«А ведь один из них, – мелькнула у Татьяны непрошеная мысль, – вор. Или, того хуже, подставщик «. Она спешно отогнала неприятное, похожее на изжогу чувство подозрительности и на рысях помчалась в гараж.

…Валерий Петрович удивился и обрадовался нежданному визиту падчерицы. Удивление свое постарался скрыть, а вот радость маскировать не счел нужным.

– Как раз к обеду, – прогудел он, расцеловывая Татьяну в обе щеки. – Пойдем, подкормлю тебя.

– Ой, Валерочка, – отмахнулась она, – да я еще совсем не голодная.

Ходасевич обычно просыпался рано, на заре, и обедал с давно заведенной пунктуальностью ровно в полдень.

– А у меня на обед язык по-старомосковски и цыпленок по-каталонски.

– Мм… Звучит изысканно.

– Вот и пойдем, потрапезничаем вместе.

– Все забываю тебя спросить: где ты так хорошо научился готовить?

– Ну, ты же знаешь: мама твоя, Юлия Николаевна, стряпать никогда не любила. Так что у меня просто не оставалось выбора.

– И все равно: чтобы готовить так, как ты, нужен особый талант.

– А он у меня есть.

– И еще большая практика. Стажировка в каком-нибудь крутом ресторане.

– У меня и она имеется.

– Как это? – удивилась Татьяна. – Откуда?

– Я ведь четыре года поваром в посольстве проработал.

Татьяна вытаращила глаза на отчима.

– Ты никогда не рассказывал! В каком посольстве?

– В одной заграничной столице.

– В какой?

– Ну, какая разница…

– В нашем посольстве? Советском?

– Нет, – покачал головой отчим. – Другой державы. Иностранной.

– Какой? Где? Ну, скажи! – затормошила его Татьяна. – Что ты там делал? Ну, Валерочка, милый!

Она готова была забыть о собственных неприятностях, чтобы только узнать хоть какие-то подробности секретной службы полковника Ходасевича.

– Не могу, дорогая, – развел руками Валерий Петрович. – «Совсекретность» с дела еще не сняли. Вот выйдет срок давности – обязательно расскажу.

– А когда он выйдет?

– Через семьдесят восемь лет.

– Да ты смеешься надо мной! Шпион несчастный! Боров! – закричала Татьяна и двинула отчима кулачком в плечо.

Ходасевич легонько перехватил Танину руку и вроде бы шутливо завел ее на прием.

– Ой-ой, больно! – запричитала Таня, хотя ей не было ни капельки больно.

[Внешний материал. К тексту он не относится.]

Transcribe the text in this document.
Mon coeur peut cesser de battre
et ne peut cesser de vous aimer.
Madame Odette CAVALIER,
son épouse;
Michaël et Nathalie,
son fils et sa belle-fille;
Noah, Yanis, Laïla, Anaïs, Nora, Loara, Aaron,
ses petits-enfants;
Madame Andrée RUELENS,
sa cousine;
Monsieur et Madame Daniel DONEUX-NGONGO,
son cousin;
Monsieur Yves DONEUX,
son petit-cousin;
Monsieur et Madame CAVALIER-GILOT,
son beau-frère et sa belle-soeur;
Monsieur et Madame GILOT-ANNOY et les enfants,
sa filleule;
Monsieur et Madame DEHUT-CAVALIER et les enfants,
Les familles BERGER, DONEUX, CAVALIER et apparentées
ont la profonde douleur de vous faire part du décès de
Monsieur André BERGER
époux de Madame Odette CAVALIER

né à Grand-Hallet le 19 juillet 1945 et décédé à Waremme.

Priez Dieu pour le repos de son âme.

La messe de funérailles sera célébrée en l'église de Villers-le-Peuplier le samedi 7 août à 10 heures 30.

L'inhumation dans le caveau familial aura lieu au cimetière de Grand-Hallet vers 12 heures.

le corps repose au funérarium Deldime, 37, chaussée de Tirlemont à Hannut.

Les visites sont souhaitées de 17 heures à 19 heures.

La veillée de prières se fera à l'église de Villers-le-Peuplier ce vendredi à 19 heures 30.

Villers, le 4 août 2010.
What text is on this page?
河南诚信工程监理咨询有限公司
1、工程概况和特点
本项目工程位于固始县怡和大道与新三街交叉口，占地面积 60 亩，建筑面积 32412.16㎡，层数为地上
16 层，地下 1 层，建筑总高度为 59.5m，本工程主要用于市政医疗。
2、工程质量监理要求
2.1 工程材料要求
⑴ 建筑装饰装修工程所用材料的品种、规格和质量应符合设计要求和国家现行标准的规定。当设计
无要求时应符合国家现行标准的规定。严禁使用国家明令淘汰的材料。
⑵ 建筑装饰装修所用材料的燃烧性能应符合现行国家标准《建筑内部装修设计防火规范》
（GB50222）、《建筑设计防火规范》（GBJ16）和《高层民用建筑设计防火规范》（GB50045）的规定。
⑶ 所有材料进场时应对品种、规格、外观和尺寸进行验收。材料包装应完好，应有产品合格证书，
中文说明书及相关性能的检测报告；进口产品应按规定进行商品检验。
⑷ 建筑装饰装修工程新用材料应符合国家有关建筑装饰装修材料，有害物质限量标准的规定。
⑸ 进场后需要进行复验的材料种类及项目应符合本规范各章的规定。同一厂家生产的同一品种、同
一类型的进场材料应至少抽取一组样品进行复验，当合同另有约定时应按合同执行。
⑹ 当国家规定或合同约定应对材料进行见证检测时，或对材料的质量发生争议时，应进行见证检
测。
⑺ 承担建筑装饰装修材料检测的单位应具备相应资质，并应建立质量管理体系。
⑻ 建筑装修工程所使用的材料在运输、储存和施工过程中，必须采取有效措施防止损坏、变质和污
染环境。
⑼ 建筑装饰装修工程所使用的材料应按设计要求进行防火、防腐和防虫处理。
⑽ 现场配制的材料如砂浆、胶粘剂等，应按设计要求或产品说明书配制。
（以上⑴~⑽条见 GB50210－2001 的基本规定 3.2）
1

Ей нравилось в общении с отчимом порой изображать ребенка – и чувствовать себя соответственно. Все взрослые, реальные заботы куда-то отступали, и возникало чувство, словно она в далеком, давно прошедшем детстве… Будто бы она девочка, а отчим – взрослый, мудрый, сильный человек – снова ведет ее за ручку в зоопарк и, усадив на свои широченные плечи, показывает, как бултыхаются в искусственном пруду белые медведи…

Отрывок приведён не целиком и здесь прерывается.